Back in 2020, The Cliffton, a bar located on the corner of East Main Street and Maple Avenue in Patchogue Village, went under fire for placing bets on shootings in New York City and Chicago.
At that time, Greater Patchogue Chamber of Commerce executive director David Kennedy asked the owner of The Cliffton, Brian Neal, to withdraw the “shooting” pool offered; that is, a point spread that shows the number of shootings that will occur in New York and Chicago over the upcoming Labor Day holiday weekend. The chamber received emails of protest over the images of the board and rules that were posted on The Cliffton’s public social media pages, bragging, “Numbers are up early. Let the shooting sprees begin.”
Previously, in April of 2020, The Cliffton’s social media page also posted a meme that put a transgender woman and customer on blast, resulting in a 100-person protest. Supporters of The Cliffton did not agree with the post. Neal later apologized.
However, fast-forward to April 2022, and The Cliffton finds itself at the root of another problem, this time with neighbors. It started when several neighbors of the bar requested parking signs to prohibit illegal parking in the area, which some say has helped, but has not alleviated the issues all together.
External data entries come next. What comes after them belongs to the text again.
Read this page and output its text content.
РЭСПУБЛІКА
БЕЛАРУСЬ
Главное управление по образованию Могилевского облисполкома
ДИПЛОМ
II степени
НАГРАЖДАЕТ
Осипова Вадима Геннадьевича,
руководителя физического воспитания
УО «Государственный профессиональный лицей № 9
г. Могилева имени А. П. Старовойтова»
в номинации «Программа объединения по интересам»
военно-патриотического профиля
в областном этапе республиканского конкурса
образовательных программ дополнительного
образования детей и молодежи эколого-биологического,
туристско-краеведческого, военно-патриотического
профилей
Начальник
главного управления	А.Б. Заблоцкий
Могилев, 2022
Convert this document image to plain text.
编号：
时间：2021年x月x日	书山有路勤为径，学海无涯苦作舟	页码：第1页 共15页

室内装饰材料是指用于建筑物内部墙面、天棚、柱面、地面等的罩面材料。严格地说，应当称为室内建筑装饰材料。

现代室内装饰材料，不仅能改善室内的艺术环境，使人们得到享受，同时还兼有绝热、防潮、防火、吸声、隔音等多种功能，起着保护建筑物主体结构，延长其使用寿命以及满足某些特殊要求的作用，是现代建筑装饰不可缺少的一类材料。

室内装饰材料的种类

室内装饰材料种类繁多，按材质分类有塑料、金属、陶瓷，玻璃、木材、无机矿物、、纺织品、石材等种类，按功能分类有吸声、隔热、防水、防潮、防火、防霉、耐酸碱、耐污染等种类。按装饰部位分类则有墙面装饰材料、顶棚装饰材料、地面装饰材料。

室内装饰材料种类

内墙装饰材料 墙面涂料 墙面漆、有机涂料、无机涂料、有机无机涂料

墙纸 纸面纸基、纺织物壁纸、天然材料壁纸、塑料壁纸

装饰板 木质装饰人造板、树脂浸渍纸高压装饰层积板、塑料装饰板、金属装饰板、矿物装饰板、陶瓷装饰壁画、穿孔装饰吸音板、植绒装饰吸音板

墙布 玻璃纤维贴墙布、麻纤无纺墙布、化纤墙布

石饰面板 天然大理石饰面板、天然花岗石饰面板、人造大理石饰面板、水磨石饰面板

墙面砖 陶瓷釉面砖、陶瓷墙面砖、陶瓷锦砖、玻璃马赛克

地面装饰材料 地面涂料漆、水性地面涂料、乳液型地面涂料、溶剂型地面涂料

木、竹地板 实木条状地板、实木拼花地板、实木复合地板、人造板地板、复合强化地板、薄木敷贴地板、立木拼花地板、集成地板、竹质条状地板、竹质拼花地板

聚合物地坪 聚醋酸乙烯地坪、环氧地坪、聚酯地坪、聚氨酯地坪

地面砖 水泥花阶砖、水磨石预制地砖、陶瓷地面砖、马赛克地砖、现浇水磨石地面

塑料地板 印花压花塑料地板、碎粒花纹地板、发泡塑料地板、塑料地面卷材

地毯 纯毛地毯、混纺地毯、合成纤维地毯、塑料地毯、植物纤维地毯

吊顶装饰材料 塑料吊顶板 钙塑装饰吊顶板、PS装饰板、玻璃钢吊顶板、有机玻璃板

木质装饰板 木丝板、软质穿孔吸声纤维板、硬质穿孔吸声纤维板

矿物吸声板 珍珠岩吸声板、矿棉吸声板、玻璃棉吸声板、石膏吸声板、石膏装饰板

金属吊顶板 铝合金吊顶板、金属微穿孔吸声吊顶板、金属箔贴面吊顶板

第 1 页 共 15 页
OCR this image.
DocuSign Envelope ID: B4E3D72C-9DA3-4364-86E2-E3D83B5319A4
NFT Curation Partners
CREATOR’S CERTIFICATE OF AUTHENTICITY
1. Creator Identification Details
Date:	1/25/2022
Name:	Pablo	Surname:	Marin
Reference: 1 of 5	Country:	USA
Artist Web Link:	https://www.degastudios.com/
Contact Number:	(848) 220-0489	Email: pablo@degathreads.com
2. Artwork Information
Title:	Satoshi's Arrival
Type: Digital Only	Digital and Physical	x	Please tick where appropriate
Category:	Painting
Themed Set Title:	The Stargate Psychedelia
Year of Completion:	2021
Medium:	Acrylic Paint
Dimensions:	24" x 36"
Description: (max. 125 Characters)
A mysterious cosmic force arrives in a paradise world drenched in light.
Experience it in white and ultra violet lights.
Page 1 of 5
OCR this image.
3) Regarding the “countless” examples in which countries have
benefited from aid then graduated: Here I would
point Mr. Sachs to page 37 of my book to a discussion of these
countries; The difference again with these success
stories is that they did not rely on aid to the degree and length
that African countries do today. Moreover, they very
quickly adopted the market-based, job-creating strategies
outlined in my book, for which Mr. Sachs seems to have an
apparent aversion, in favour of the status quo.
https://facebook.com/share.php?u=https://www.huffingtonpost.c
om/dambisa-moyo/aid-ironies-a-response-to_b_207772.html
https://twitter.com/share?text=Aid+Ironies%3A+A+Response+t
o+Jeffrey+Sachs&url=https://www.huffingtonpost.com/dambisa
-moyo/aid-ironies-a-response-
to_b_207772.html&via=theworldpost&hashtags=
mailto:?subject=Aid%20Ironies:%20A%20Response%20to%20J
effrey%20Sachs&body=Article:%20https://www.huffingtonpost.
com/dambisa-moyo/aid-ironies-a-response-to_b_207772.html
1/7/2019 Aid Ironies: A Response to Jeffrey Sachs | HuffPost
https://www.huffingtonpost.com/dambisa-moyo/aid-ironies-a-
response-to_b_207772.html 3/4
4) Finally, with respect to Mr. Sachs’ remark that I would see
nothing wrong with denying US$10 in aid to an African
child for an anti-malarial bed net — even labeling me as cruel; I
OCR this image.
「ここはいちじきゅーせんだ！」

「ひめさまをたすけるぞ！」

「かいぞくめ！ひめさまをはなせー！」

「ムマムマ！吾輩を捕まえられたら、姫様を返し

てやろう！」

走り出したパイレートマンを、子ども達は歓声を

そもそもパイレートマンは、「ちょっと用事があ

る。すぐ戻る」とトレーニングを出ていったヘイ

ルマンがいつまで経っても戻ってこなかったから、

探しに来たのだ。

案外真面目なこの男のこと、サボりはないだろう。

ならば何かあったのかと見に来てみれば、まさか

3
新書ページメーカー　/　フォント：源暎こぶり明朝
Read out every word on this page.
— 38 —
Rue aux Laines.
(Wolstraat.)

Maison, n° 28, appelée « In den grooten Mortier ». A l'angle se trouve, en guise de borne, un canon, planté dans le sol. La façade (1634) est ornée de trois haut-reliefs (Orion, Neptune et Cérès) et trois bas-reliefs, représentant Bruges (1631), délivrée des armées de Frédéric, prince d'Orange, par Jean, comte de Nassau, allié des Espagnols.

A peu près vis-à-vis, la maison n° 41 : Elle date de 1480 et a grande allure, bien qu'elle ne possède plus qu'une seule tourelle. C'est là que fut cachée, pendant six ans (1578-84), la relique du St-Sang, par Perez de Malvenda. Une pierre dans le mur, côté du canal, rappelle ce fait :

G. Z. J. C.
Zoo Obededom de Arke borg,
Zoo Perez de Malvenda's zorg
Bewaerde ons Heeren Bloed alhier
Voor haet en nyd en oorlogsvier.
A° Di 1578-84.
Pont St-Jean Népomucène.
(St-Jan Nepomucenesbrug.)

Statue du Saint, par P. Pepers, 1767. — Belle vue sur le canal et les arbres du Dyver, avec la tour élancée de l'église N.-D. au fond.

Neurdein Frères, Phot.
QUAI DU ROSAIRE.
Maple Avenue homeowner Dawn Dicarluccio also claimed during a recent Patchogue Village board meeting that they are constantly being woken up by music, loud noises, and disruptive and wandering bar-goers at all hours of the night.
“We had a block meeting with code enforcement and they have the decimal meter out for calibration,” she said, frustrated with the mayhem. “The music is too loud, and it has been for a long time.”
According to village code, no person shall create or cause to be emitted any noise which, when measured at or beyond any lot line of the property on which such noise is being generated in a business or industrial district, exceeds the code standards from 7 a.m. to 7 p.m. The provisions of this chapter shall be enforced by code enforcement officers, public safety officers, noise control officers and/or police officers. Aside from noise control, the village can only also help by writing tickets for open containers or public urination. They can also help by asking people to move along; however, any criminal behavior is an issue for the Suffolk County Police Department. Also, hours of operation and compliance would be a State Liquor Authority concern. According to the New York State Liquor Authority, restaurants, bars, or other businesses who sell for on-premises consumption cannot serve between 4 a.m. and 8 a.m.
In addition to the music until 5 a.m., which Dicarluccio said can be heard from five houses down, there are also drunk people walking up and down the street, one even laying in the middle of the road. She also questioned the legality of the converted “patio” at the bar.
The outdoor patio, according to the village, is not approved for any use. However, as it exists, it is just an outdoor area without any tables or chairs.
Another resident of Maple Avenue, Peter Delbianco, thanked the board for helping with the parking issues, but also took concern with the noise levels and drunk people produced by the bar.
The owner of the bar, Neal, also spoke, claiming he was not aware of the issue and when he was made aware, he had asked the staff to turn down the music.
“Noise from customers is 1,000 percent the problem. I noticed it is at its worst when something happens down the block. I am not placing it on any other establishment in town, but we tend to get a big push of people when there is an incident in town,” he said, making note of a police presence or ambulance.
When the front doors are left open, he said, the noise is louder, a problem he hopes to fix with a vestibule.
“I looked into estimates,” he said, hoping to muffle the noise. “When the door is closed, there isn’t a problem.”
As for the patio, he said, he attempted to enhance the former dumpster area with a concrete slab and enclosure. Another resident also noted a visible inappropriate statue of a nude woman.
“It was a personal mistake of mine, poor defense; it’s the same mannequin in the window of Blum’s,” Neal said.
“No, it’s not,” said deputy mayor Jack Krieger. “This is just not being a good neighbor. It’s about being a good neighbor. This bar has a reputation.”